Я всего полчаса как обречен, а их извинения уже успели мне надоесть.
Вопрос ее не был лишен смысла – сама процедура считывания личности стоит не так уж дорого (записи – гораздо дороже), и даже за то короткое время, что существует копирование, многие, особенно люди рискованных профессий, успели пройти ее не один раз. Не всем ведь повезло так, как мне – большинство не знает, когда умрет, вот и обновляют свою компьютерную копию периодически, чтобы в случае чего разрыв получился небольшим. Наверное, когда-нибудь резервное копирование станет такой же рутинной регулярной процедурой, как профилактический поход к дантисту.
– Вы указали, что желаете начать выращивание клона немедленно, – сказала медсестра, глядя на свой монитор. – Я обязана предупредить, что, если вы будете живы, когда клон достигнет зрелости, его придется уничтожить.
– Не буду, – заверил я ее и растянул губы в улыбке. Наверное, это больше походило на оскал, и она снова поспешно уткнулась в монитор. Убедившись, что деньги с моего счета переведены, она встала.

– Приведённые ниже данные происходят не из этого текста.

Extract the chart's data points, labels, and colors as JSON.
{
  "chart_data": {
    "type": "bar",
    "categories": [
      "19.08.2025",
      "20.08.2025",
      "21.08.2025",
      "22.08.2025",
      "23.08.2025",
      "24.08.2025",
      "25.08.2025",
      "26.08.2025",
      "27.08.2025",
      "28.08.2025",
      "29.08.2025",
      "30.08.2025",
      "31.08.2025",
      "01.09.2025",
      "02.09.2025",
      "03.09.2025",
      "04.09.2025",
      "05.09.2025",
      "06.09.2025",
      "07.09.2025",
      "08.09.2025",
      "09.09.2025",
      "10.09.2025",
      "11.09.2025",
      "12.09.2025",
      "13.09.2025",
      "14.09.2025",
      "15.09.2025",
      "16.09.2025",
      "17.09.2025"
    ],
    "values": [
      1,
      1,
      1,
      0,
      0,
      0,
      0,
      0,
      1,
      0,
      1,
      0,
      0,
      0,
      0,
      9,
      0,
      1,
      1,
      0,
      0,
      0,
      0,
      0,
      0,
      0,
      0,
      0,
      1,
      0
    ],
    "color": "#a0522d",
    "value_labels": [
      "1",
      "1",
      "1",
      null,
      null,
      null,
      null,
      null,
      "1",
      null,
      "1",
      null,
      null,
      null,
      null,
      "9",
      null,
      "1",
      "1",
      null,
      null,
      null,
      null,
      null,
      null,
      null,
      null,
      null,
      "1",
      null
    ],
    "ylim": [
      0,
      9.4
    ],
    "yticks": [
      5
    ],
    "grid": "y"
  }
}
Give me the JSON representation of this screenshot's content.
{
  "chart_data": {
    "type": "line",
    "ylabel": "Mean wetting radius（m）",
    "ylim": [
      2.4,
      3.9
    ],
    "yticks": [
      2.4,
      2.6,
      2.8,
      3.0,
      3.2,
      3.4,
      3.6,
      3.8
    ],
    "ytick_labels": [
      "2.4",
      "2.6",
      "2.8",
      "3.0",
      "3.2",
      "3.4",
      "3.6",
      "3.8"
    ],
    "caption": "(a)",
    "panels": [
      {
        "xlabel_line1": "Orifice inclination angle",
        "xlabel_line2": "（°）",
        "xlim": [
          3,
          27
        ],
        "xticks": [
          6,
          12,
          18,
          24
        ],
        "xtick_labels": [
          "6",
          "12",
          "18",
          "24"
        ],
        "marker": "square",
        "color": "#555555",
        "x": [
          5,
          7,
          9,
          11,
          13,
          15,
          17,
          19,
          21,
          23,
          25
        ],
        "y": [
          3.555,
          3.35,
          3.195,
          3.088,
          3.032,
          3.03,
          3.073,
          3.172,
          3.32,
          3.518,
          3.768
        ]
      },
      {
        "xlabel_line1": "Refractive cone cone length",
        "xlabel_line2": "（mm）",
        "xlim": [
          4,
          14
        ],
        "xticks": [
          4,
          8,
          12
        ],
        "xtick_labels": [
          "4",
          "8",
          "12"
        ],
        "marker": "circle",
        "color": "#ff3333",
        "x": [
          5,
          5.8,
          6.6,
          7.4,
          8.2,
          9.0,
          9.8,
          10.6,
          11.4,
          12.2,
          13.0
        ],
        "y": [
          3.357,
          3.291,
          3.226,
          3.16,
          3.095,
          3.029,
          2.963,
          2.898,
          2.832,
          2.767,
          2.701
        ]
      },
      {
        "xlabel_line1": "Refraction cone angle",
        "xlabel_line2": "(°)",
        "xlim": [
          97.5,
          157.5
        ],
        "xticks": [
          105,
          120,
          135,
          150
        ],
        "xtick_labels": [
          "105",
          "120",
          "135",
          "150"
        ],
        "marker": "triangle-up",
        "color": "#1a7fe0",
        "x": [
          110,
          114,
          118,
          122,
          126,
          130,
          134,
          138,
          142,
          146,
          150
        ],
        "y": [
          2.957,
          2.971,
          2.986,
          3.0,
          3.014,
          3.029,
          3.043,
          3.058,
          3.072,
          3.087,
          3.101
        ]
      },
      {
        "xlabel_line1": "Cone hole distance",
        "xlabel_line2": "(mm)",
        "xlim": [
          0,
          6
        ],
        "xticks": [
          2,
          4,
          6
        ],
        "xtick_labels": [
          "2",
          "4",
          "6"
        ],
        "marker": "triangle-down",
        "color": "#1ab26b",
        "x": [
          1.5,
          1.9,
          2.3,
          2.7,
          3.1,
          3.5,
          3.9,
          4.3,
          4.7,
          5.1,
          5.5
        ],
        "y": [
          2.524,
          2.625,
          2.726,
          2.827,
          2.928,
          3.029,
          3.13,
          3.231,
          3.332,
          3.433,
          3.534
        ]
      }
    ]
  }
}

– Пойдемте, я провожу вас, мистер Декстер.
Я прошел за ней по пустому коридору в кабинет. Ничего необычного: кушетка, какие-то приборы, компьютерный терминал, свернутый кольцами жгут проводов, венчающийся сеткой с датчиками. Следуя указаниям сестры, я сел на кушетку. Она, сверяясь с показаниями приборов, закрепила датчики у меня на голове. Практически все то же самое было в кабинете доктора, вынесшего мне приговор.
– Теперь ложитесь, закройте глаза и расслабьтесь. Это будет похоже на сон. Неприятных ощущений не будет.
Приборы загудели чуть громче – или, может, то была просто игра воображения. Я почувствовал легкое головокружение. Перед глазами замелькали несвязные образы, в сознании проносились обрывки фраз.
Действительно, что-то подобное испытываешь, когда засыпаешь. Но образы не были фантасмагоричными, как во сне – нет, все это были мои реальные воспоминания, многие из которых, как мне казалось, стерлись из памяти много лет назад. Страница книги, прочитанной в детстве; фрагмент лекции в колледже; телевизионные новости двадцатилетней давности; счет футбольного матча (я никогда не был спортивным фанатом); имя девчонки, на которую я никогда не обращал внимания… Калейдоскоп кружился все быстрее, я вспоминал тысячи вещей в минуту – быстрее, чем мог их осознать. Возникло ощущение, что я мягко проваливаюсь в красноватую пустоту – это было не страшно, скорее приятно. Затем мое сознание окончательно растворилось в этой пустоте, и я погрузился в нирвану.
Из нирваны меня вывело мерное попискивание. Я открыл глаза и несколько секунд соображал, где нахожусь.